Your really, really REALLY should read Winter King. It doesn't glorify or excuse Richard III's faults, but you'll find that time and again Richard III is noted as a pretty darn good ruler and his competency was never the issue. It was all about certain aristos thinking they could get a more if Henry VII was on the throne instead.

As it turned out, nearly every one of those who sided with Henry VII was later very, very, VERY sorry, as Henry VII robbed them blind, took their children hostage, and often tortured and executed them on a charges of treason. Yes, even those who'd won him the throne. He turned into a real paranoid bastard, worse in some ways than the Spanish Inquisition. Talk about an incompetent ruler--and one who had to keep killing relations who had better claims on the throne than he did.

Sorry. But Richard III was, if not a saint by comparison, a much better and fairer and far less tyrannical administrator. He was even less of a bloody murderer.
 
I think we have fundamentally different takes on what a good medieval king was. The two big weaknesses of monarchies are the challenge of incompetent rulers and how to handle a succession. You can get away with overthrowing an incompetent king if you have enough political support, are willing to endure a likely civil war, and are savvy enough to win the power struggle, but when you have no legitimate claim to the throne you are opening the door for someone to do the same to you and do it in the name of justice. This is all perfectly predictable. For Richard to usurp the throne and kill the princes, without having enough support to win the power struggle, just illustrates Tallyrand's quip that "it was worse than a crime, it was a mistake". He grossly miscalculated. Losing Stanley wasn't bad luck, but a consequence.

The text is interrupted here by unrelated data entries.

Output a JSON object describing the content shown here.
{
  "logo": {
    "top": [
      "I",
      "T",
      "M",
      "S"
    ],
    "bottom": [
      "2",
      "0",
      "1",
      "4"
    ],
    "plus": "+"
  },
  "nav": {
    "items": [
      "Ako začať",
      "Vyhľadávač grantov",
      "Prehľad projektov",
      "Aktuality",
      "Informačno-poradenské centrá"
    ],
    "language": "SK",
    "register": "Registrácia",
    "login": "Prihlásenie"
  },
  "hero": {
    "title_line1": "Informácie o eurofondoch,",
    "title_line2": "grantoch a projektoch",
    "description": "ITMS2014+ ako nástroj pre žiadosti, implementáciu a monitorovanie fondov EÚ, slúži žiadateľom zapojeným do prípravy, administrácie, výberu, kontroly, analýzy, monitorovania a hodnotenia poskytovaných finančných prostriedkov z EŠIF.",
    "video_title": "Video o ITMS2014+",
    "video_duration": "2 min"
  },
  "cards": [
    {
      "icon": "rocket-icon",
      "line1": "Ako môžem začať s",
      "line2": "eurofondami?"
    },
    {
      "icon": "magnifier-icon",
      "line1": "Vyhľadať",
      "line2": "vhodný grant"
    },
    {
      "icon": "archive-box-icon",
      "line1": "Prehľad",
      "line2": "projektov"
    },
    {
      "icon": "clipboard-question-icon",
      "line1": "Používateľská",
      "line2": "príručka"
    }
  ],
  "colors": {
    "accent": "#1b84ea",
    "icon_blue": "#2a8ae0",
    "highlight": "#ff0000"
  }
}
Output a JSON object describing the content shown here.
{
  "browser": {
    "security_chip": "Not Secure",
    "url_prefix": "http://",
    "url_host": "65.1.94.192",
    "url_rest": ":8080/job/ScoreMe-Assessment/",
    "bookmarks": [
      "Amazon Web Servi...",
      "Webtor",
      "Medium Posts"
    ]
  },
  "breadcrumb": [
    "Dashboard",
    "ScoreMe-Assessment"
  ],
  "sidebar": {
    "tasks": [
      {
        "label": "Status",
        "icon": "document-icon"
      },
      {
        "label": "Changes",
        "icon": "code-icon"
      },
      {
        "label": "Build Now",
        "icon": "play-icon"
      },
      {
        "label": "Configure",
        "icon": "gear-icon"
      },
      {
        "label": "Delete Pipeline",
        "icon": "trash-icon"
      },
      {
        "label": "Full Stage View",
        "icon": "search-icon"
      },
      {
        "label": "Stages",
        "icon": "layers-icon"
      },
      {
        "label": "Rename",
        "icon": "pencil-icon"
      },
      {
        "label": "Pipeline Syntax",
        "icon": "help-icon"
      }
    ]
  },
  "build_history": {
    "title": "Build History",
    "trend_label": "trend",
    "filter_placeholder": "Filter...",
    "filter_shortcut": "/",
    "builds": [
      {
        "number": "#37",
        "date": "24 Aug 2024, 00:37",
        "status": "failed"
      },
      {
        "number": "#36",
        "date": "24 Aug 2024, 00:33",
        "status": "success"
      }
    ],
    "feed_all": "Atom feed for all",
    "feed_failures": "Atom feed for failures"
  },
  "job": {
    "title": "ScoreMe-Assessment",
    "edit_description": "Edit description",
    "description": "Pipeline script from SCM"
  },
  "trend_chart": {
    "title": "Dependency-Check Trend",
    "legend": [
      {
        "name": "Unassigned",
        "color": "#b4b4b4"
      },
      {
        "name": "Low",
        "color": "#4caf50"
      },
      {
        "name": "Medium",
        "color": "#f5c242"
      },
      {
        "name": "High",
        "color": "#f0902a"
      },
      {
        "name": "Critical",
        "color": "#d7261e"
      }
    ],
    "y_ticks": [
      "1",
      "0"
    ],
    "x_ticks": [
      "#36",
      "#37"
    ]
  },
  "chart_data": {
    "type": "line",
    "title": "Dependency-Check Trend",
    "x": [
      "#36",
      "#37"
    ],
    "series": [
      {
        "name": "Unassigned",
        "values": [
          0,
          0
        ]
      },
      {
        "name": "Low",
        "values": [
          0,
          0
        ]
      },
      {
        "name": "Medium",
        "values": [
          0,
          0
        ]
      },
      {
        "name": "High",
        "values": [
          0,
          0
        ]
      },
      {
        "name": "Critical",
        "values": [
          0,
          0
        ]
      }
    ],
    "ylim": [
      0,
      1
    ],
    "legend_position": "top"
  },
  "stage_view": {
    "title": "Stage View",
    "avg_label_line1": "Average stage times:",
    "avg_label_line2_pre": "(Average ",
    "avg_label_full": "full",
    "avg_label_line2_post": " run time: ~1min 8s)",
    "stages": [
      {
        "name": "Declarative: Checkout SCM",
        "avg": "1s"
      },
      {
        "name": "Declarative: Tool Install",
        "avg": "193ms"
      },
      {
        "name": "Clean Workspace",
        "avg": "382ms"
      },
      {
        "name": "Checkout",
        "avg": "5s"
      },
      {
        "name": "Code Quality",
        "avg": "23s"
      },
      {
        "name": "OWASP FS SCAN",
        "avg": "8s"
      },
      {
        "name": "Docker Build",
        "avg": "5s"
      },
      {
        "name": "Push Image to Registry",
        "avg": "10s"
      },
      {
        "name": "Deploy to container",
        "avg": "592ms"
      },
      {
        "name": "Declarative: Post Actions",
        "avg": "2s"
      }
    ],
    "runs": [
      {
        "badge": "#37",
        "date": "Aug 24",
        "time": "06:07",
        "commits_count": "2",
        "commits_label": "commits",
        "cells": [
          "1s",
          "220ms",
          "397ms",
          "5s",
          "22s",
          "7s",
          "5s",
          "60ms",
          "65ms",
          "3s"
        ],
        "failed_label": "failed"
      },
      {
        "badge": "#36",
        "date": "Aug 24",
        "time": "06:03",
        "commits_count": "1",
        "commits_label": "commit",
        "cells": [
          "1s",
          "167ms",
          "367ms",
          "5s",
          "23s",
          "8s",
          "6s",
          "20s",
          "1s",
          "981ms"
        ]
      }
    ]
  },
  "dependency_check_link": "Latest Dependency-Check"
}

The "good" decision would have been to institute his administrative reforms as Lord Protector, and ensure political stability by supporting his nephew. Richard, through an ill-considered power grab, ended the Plantagenet dynasty and created the Tudors.

The economic interests of the nobility are just part of the environment, like the weather. Blaming the rich for being greedy is like blaming water for being wet. Competent kings count on it and plan accordingly.